Market watch: Energy futures prices continue downward trend
By OGJ editors
HOUSTON, May 28 -- Energy futures prices continued their downward slide on the London market Monday, despite claims by Algeria's energy minister that traders remain focused on possible disruption of Middle East supplies, rather than on pending production increases by Russia and Norway.
Moreover, Chakib Khelil, Algeria's minister of energy and mines, told reporters Monday, "The increase (in demand) in the US seems good, and consumption will be very high, compared with last year."
He said, "It is not necessary to increase production, because supply and demand are in balance." However, Khelil also was quoted by the Algerian Press Service as saying, "For the second quarter, OPEC will analyze the situation and will see if it is necessary to increase its production."
The July contract for North Sea Brent crude lost 24¢ to $24.94/bbl Monday on the International Petroleum Exchange in London, following a loss of 21¢ Friday on predictions that US demand for gasoline would be disappointingly low this summer. That market also was impacted by Russia's confirmation that it plans to increase oil exports by 15% at the end of June.
The June natural gas contract dipped 0.89¢ Monday to the equivalent of $1.76/Mcf on the IPE.

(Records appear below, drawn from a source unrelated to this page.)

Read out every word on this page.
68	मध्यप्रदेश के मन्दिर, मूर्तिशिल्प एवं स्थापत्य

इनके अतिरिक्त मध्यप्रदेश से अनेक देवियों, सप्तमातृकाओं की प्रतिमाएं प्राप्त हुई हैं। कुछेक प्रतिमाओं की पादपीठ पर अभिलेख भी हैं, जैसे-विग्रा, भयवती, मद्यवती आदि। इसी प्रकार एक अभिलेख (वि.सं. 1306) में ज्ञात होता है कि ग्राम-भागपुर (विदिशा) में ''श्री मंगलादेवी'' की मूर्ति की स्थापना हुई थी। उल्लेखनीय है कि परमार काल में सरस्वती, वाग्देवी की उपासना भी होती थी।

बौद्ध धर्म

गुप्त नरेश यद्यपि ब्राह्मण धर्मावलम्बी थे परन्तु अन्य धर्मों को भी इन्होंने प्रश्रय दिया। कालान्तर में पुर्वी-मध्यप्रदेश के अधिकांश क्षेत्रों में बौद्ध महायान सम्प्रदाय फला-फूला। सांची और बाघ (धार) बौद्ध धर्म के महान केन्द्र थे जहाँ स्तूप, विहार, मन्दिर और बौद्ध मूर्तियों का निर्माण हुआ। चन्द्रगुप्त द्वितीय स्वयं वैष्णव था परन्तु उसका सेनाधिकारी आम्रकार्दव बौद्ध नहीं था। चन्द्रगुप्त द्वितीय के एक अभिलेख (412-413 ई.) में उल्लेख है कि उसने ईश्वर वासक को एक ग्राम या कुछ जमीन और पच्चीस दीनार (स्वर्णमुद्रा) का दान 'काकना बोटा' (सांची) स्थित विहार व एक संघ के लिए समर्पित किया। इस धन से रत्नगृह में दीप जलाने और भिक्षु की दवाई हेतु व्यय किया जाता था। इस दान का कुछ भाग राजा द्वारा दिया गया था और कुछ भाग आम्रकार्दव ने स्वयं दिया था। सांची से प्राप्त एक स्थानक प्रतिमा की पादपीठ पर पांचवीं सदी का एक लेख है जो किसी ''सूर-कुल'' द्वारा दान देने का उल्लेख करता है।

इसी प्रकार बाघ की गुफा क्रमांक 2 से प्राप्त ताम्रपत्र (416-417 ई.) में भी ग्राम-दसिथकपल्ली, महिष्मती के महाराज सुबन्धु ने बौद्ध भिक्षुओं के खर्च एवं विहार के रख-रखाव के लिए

The New York Mercantile Exchange was closed Monday for the US Memorial Day holiday, which signaled the official start of the US summer driving season. On Friday, however, the July contract for benchmark US light, sweet crude dropped 27¢ to $25.88/bbl, while the August position was down 25¢ to $25.98/bbl.
Unleaded gasoline for June delivery gained 0.18¢ to 79.01¢/gal Friday on NYMEX, but heating oil for the same month was down 0.55¢ to 65.95¢/bbl. The June natural gas contract lost 9.1¢ to $3.35/Mcf.
Profit-taking Friday ahead of the 3-day weekend weakened NYMEX futures prices for crude and heating oil, analysts said. With US gasoline inventories now higher than last year, they said, traders apparently are confident that they won't see a repeat of 2001 price spikes.
The average price for OPEC's basket of seven crudes lost 5¢ to $24.02/bbl Monday, after dropping 19¢ Friday. For last week as a whole, however, OPEC's average basket price was down $1.18 to $24.58/bbl.
So far this year, OPEC's basket price has averaged $21.79/bbl, compared with an average price of $23.12/bbl for 2001 as a whole.
OPEC leadership
Khelil, a candidate for the post of OPEC secretary general, also said members had reached a consensus on who is to succeed Alí Rodríguez Araque in that position. He provided no details, however.
Meanwhile, Rodríguez, who was recently named president of Petroleos de Venezuela SA, played down suggestions that Venezuela's national oil company might sell some of its shares on the stock market or parts of its operations to ease its financial problems.
In a separate interview, Rodríguez said, "A company that has a base of reserves of 77 billion bbl of proven reserves, that counts on assets that amply exceed $32 billion, is hardly likely to be bankrupt, independently of the possibility that at some moment it could have cash flow problems."